I may be singing the praises of this until the end of the review.
EXIF DATA FOR ALL IMAGES IS IN TACT
Finally, we get to what most of you care about. The reason why in the start of this review I stated that using this lens is like coming back home is because the image quality is exactly what I’m used to. Super saturated colors, sharpness, incredible bokeh, and very little to complain about. But to be honest, I feel that the new Sigma 20mm f1.4 Art lens is the sharpest of the bunch.
To boot, there isn’t much distortion and any vignetting in the images just adds to the quality.
I was absolutely incredibly surprised at how sharp this lens is wide open. In fact, it performs like many other comparable lenses at f4 when it’s wide open in terms of sharpness. Stopping the lens down improves it but not by anywhere as exponential as what happens with other lenses. Still, Sigma should be praised with how sharp this is.
Something that I really like: it’s so sharp even at f2.8 that I don’t need to stop down to f5.6 when shooting architecture.
Though it’s sometimes tough to get bokeh with this lens, expect it to come when you’re very close to your subject. In case that you do render bokeh, know that it’s very, very creamy due to the 9 aperture blade design. You’ll be happy with this and in some cases it may even make you just shoot with the lens wide open.
Sigma’s color rendition since the Global Vision program started has always been top notch. This lens is no exception. For architecture, street and other stuff including landscapes, you’ll sit there and look at your results in complete disbelief that a lens is capable of delivering results so incredible.
Zeiss comes close; but it’s not Sigma.
Though the lens puts up a good fight against the color fringing monster, it’s still there–but only in areas where it’s very tough for many lenses made today to get rid of it. In the image used for the bokeh section of this review, you can see it on the branches in the left side and you can see a bit of it in the image above in some of the edges.
Still: as I will always say, it’s very simple to remove purple fringing from any image using Adobe Lightroom.
Extra Image Samples
- Incredible feeling in the hand
- Fast focusing, incredibly fast focus
- Beautifully saturated colors
- Low distortion
- Bokeh…that is all.
- Would’ve liked weather sealing or weather resistance.
If you’ve read the entire review before hitting the conclusions and didn’t expect an Editor’s Choice award, you need to lay off the alcohol for a while.
The Sigma 20mm f1.4 DG HSM Art lens is sharp, contrasty, saturated, and overall delivers incredible image quality that you really can’t sit there and complain about.

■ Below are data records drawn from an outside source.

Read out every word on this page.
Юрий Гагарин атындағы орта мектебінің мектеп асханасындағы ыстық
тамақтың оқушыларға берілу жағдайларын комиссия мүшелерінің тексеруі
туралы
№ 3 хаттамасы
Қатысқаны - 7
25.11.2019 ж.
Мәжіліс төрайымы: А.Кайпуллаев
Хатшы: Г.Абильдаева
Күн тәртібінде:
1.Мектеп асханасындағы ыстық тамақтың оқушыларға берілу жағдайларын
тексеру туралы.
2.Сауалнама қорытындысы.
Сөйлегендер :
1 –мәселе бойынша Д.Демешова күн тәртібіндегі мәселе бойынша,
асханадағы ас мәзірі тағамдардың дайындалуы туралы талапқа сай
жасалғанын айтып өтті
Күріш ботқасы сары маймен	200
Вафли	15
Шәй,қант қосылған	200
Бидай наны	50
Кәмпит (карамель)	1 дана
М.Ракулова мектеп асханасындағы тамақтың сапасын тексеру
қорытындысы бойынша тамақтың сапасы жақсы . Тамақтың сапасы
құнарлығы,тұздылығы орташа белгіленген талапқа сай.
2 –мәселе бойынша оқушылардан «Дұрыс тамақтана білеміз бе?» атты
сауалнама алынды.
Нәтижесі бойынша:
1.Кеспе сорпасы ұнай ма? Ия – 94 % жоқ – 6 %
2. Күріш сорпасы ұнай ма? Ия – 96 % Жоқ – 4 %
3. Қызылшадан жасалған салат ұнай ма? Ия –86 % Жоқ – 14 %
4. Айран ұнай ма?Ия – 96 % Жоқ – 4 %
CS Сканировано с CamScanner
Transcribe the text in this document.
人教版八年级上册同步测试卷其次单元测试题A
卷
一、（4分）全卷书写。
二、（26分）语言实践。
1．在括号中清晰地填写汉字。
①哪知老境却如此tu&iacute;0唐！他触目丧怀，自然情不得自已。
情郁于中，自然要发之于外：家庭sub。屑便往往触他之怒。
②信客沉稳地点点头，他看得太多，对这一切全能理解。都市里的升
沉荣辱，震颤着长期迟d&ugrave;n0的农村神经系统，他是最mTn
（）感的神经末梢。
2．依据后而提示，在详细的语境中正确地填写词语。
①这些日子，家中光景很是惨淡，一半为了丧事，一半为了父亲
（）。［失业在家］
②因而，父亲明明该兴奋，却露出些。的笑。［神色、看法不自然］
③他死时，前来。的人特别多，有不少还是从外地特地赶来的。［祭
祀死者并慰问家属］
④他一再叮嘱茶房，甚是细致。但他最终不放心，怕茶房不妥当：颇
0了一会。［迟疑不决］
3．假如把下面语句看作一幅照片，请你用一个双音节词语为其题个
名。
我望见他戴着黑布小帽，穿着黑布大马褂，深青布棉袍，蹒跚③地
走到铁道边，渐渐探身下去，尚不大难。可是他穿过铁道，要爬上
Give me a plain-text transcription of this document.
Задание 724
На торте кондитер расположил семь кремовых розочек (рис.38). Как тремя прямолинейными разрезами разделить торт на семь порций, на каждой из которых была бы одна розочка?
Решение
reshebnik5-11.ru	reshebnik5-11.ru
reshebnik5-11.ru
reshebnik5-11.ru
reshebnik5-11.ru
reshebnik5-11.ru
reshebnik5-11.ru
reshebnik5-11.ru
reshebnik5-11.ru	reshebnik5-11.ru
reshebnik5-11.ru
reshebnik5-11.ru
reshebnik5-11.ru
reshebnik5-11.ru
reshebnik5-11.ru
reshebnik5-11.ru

It’s a beautiful lens that will find its home amongst architecture photographers, street photographers, and landscape photographers. As I’m writing this review, I keep thinking about how sad I am to send it back to Sigma since the review is over. But it’s positively incredible and there is very little to hate here. Any of its flaws I wouldn’t even say I hate, I just wish that it were better in some regards. My biggest regret? I didn’t shoot this lens with a film camera.
For what this is though, Sigma is already giving you quite a bit of incredible performance and quality.
The Sigma 20mm f1.4 DG HSM Art lens receives The Phoblographer’s Editor’s Choice award and five out of five stars. This flippin’ fantastic lens can be bought over at Amazon (now with international support in Canada and Europe via the links!)
Canon 5Ds: This camera will resolve the most from this lens in terms of sharpness.
Nikon D810: For Nikon, you’re not going to get anything better than this.
Canon 6D: Why the 6D? When using this lens, I really recommend that photographers embrace the shoot and share mentality. Shoot something beautiful, use the Canon App to upload it to your phone, edit the image, and put it out there for the world to see the great moment you captured.